Voice/Vision Holocaust Survivor Oral History Archive

Joseph Klaiman - May 4, 1982

Physical and Mental Health

Let, let me ask you a little bit about today. Do you um, do you have any physical pain? Do you have any physical suffering that you feel today as a result of...

Physical pain I cannot say. I can say one thing, once in awhile I still dream.

Do you have nightmares?

Nightmares, a lot of nightmares about the Nazis.

Do you want to describe it, or is it...

Mm, you can see in my, my face that I--always in the night my wife has I'm laying wet. I sometimes, I can see the Nazis coming in, in the house and take away my brother when I--that's what I saw. And I still cannot forget this. And, and, and I still scare. A lot of times I'm still in my life scared to be a Jew, to--on the street if somebody ask me, if I don't have to tell 'em that I am a Jew, I'm not, I'm not--still I'm proud that I'm a Jew, but still in mind what I went through, that I'm still a little bit scared that something can happen to us on small like that.

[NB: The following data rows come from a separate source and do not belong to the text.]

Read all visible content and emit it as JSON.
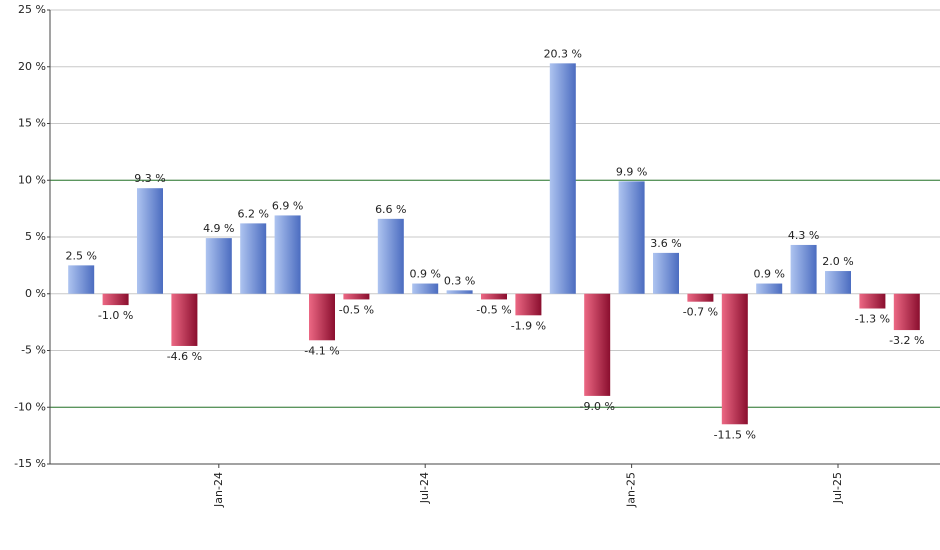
{
  "chart_data": {
    "type": "bar",
    "categories": [
      null,
      null,
      null,
      null,
      "Jan-24",
      null,
      null,
      null,
      null,
      null,
      "Jul-24",
      null,
      null,
      null,
      null,
      null,
      "Jan-25",
      null,
      null,
      null,
      null,
      null,
      "Jul-25",
      null,
      null
    ],
    "values": [
      2.5,
      -1.0,
      9.3,
      -4.6,
      4.9,
      6.2,
      6.9,
      -4.1,
      -0.5,
      6.6,
      0.9,
      0.3,
      -0.5,
      -1.9,
      20.3,
      -9.0,
      9.9,
      3.6,
      -0.7,
      -11.5,
      0.9,
      4.3,
      2.0,
      -1.3,
      -3.2
    ],
    "value_labels": [
      "2.5 %",
      "-1.0 %",
      "9.3 %",
      "-4.6 %",
      "4.9 %",
      "6.2 %",
      "6.9 %",
      "-4.1 %",
      "-0.5 %",
      "6.6 %",
      "0.9 %",
      "0.3 %",
      "-0.5 %",
      "-1.9 %",
      "20.3 %",
      "-9.0 %",
      "9.9 %",
      "3.6 %",
      "-0.7 %",
      "-11.5 %",
      "0.9 %",
      "4.3 %",
      "2.0 %",
      "-1.3 %",
      "-3.2 %"
    ],
    "colors": {
      "positive": [
        "#aec4f0",
        "#4b6cc0"
      ],
      "negative": [
        "#ec6884",
        "#8a0e2e"
      ]
    },
    "ylim": [
      -15,
      25
    ],
    "yticks": [
      {
        "value": -15,
        "label": "-15 %"
      },
      {
        "value": -10,
        "label": "-10 %"
      },
      {
        "value": -5,
        "label": "-5 %"
      },
      {
        "value": 0,
        "label": "0 %"
      },
      {
        "value": 5,
        "label": "5 %"
      },
      {
        "value": 10,
        "label": "10 %"
      },
      {
        "value": 15,
        "label": "15 %"
      },
      {
        "value": 20,
        "label": "20 %"
      },
      {
        "value": 25,
        "label": "25 %"
      }
    ],
    "grid": true,
    "reference_lines": [
      -10,
      10
    ],
    "reference_color": "#2e7d32"
  }
}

Does it ever when you--do you ever feel sometimes, you know, you're going through your daily life and you're working and suddenly you have a flashback...

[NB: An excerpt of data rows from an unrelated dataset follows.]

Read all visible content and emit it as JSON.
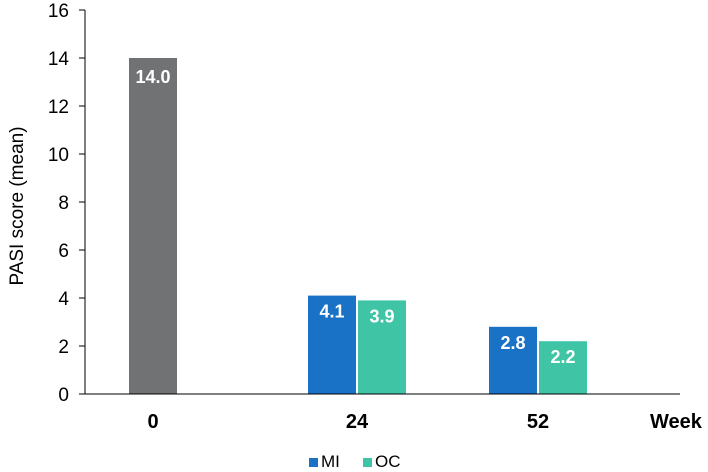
{
  "chart_data": {
    "type": "bar",
    "categories": [
      "0",
      "24",
      "52"
    ],
    "xlabel": "Week",
    "ylabel": "PASI score (mean)",
    "ylim": [
      0,
      16
    ],
    "yticks": [
      0,
      2,
      4,
      6,
      8,
      10,
      12,
      14,
      16
    ],
    "grid": false,
    "legend_position": "bottom",
    "baseline": {
      "category": "0",
      "value": 14.0,
      "label": "14.0",
      "color": "#707274"
    },
    "series": [
      {
        "name": "MI",
        "color": "#1a72c7",
        "values": [
          null,
          4.1,
          2.8
        ],
        "labels": [
          "",
          "4.1",
          "2.8"
        ]
      },
      {
        "name": "OC",
        "color": "#3fc5a6",
        "values": [
          null,
          3.9,
          2.2
        ],
        "labels": [
          "",
          "3.9",
          "2.2"
        ]
      }
    ]
  }
}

Yeah, I got a lot of times what I still, you know, when I'm, when I'm working I can feel sometimes that I'm missing my parents, you know. I always--by myself--when I'm by myself and I'm sitting and--that I still sometimes sit down and cry and, and it's very--if I see a picture and it has to do with something with uh, family, and I cry like a little, like a little baby that I still missing all--what I went through. But now I got a wife and children and, and I have to make my best in it to survive. Life has to go on like everybody say.